Personal information
- Nationality: British (Northern Irish)
- Born: c.1934

Sport
- Sport: Athletics
- Event: Sprints
- Club: Albert Foundry AC Short and Harland AC

= Ronnie Chambers =

Northern Irish athlete (born c.1934)

Ronald J. Chambers (born c.1934) is a former athlete from Northern Ireland, who represented Northern Ireland at the British Empire and Commmonwealth Games (now Commonwealth Games).

== Biography ==
Chambers attended The Royal School, Armagh and had trials for the Irish national rugby team and his father James Chambers was an Irish international footballer. In 1954, Chambers was a member of the Albert Foundry Athletics Club when he won the Irish national title over both 100 and 220 yards. From Bessbrook, he later joined Short and Harland Athletics Club in Belfast.

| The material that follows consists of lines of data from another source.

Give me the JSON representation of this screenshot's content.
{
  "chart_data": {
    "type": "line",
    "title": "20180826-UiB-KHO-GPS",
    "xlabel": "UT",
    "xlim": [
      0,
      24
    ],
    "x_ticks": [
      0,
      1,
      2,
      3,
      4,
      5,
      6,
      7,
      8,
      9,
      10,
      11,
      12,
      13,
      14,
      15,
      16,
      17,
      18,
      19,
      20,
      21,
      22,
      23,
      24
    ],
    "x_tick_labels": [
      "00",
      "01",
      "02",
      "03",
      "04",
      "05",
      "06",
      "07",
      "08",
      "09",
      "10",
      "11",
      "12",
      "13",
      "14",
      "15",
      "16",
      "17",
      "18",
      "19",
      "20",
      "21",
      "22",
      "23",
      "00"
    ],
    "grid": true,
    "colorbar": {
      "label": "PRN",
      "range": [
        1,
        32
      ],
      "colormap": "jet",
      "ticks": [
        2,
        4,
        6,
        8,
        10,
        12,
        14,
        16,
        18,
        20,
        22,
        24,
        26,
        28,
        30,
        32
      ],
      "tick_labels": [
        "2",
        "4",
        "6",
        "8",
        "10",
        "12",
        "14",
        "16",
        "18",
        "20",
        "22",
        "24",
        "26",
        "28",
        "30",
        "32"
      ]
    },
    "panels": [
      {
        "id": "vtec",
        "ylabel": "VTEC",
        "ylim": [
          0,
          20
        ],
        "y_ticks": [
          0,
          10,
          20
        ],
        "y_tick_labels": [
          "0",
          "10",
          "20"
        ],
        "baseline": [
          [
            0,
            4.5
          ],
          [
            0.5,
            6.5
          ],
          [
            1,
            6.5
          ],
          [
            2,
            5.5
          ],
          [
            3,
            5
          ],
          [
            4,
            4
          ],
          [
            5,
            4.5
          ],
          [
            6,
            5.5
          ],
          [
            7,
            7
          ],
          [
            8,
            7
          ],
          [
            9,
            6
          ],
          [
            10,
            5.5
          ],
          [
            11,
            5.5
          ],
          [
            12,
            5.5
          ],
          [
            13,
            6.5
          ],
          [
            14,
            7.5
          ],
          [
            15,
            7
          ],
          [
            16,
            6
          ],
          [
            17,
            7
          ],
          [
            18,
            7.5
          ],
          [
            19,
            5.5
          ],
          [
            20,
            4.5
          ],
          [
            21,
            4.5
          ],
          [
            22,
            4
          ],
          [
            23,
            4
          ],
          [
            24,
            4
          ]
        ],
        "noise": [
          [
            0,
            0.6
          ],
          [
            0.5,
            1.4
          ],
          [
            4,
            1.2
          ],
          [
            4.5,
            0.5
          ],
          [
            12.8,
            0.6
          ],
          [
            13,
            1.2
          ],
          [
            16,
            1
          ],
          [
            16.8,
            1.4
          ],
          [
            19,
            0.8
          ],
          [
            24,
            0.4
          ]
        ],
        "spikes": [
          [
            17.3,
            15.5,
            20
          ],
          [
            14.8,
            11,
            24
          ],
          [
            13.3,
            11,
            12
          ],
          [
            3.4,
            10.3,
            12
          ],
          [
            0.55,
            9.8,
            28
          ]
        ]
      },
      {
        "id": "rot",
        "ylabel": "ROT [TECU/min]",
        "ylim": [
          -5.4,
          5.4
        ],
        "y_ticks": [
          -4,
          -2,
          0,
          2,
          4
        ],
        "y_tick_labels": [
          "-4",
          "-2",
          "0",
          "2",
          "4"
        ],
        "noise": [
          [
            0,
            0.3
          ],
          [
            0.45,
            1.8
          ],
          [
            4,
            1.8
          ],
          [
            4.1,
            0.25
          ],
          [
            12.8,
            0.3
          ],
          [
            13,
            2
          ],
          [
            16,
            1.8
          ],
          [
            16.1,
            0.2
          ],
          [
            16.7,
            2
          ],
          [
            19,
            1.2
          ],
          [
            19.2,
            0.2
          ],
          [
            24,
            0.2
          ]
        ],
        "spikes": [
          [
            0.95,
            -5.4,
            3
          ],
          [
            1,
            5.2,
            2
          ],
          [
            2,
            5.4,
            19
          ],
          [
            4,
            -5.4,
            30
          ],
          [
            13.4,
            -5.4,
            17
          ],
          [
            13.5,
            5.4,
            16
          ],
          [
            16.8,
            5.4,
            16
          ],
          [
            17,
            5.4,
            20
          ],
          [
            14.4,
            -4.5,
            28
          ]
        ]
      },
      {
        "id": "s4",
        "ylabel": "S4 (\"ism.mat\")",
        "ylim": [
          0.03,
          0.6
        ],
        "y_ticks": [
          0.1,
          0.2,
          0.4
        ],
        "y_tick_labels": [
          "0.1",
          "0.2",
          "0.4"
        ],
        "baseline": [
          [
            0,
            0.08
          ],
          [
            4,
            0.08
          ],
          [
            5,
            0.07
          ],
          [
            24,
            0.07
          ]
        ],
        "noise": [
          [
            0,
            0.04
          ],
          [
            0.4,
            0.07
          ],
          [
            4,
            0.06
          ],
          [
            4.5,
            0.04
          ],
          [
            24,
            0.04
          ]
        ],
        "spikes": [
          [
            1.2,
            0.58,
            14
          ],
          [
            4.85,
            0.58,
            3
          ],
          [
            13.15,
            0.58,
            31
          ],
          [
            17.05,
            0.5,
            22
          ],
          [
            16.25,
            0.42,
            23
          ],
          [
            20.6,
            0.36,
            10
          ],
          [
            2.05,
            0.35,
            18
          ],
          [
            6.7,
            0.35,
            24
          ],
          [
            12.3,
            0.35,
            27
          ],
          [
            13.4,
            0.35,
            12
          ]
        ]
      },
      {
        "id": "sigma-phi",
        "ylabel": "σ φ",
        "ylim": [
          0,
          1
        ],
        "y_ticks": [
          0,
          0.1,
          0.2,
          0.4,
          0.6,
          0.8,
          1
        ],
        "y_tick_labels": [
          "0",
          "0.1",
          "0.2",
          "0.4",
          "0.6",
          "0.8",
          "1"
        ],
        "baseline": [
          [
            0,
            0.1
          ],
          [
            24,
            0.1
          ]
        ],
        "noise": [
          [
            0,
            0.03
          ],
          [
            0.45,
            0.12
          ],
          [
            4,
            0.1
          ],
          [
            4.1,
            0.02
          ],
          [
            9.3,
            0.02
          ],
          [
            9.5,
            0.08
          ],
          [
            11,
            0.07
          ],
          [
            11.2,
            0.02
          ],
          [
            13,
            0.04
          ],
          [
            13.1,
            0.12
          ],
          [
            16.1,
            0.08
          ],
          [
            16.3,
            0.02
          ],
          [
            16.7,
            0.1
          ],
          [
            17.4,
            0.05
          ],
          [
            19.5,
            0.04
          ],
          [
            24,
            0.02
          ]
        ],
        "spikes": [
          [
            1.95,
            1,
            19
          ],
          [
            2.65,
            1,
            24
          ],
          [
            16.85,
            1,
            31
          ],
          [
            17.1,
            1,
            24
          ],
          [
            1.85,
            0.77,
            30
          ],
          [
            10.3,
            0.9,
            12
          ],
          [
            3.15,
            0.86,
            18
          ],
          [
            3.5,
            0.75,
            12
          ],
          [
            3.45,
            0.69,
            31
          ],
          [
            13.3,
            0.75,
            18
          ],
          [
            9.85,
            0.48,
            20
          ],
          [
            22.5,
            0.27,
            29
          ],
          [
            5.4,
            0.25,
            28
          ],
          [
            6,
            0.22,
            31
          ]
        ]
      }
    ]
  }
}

At the 1956 Northern Ireland Championships he won the 220 yards, defeating Paddy Toner, but finished second to Toner in the 100 yards. In May 1958 he was selected for the first trials relay team at Paisley Park, with the view to forming the relay squad for the Empire Games.

Chambers was named by the Northern Ireland AAA in the final 1958 Northern Irish Team for the forthcoming Empire and Commonwealth Games. He subsequently competed at the 1958 British Empire and Commonwealth Games in Cardiff, Wales, participating in the three athletics events; the 100 yards, the 220 yards and the 4x110 yards relay event with Gordon Hamilton, Peter Street and Paddy Toner.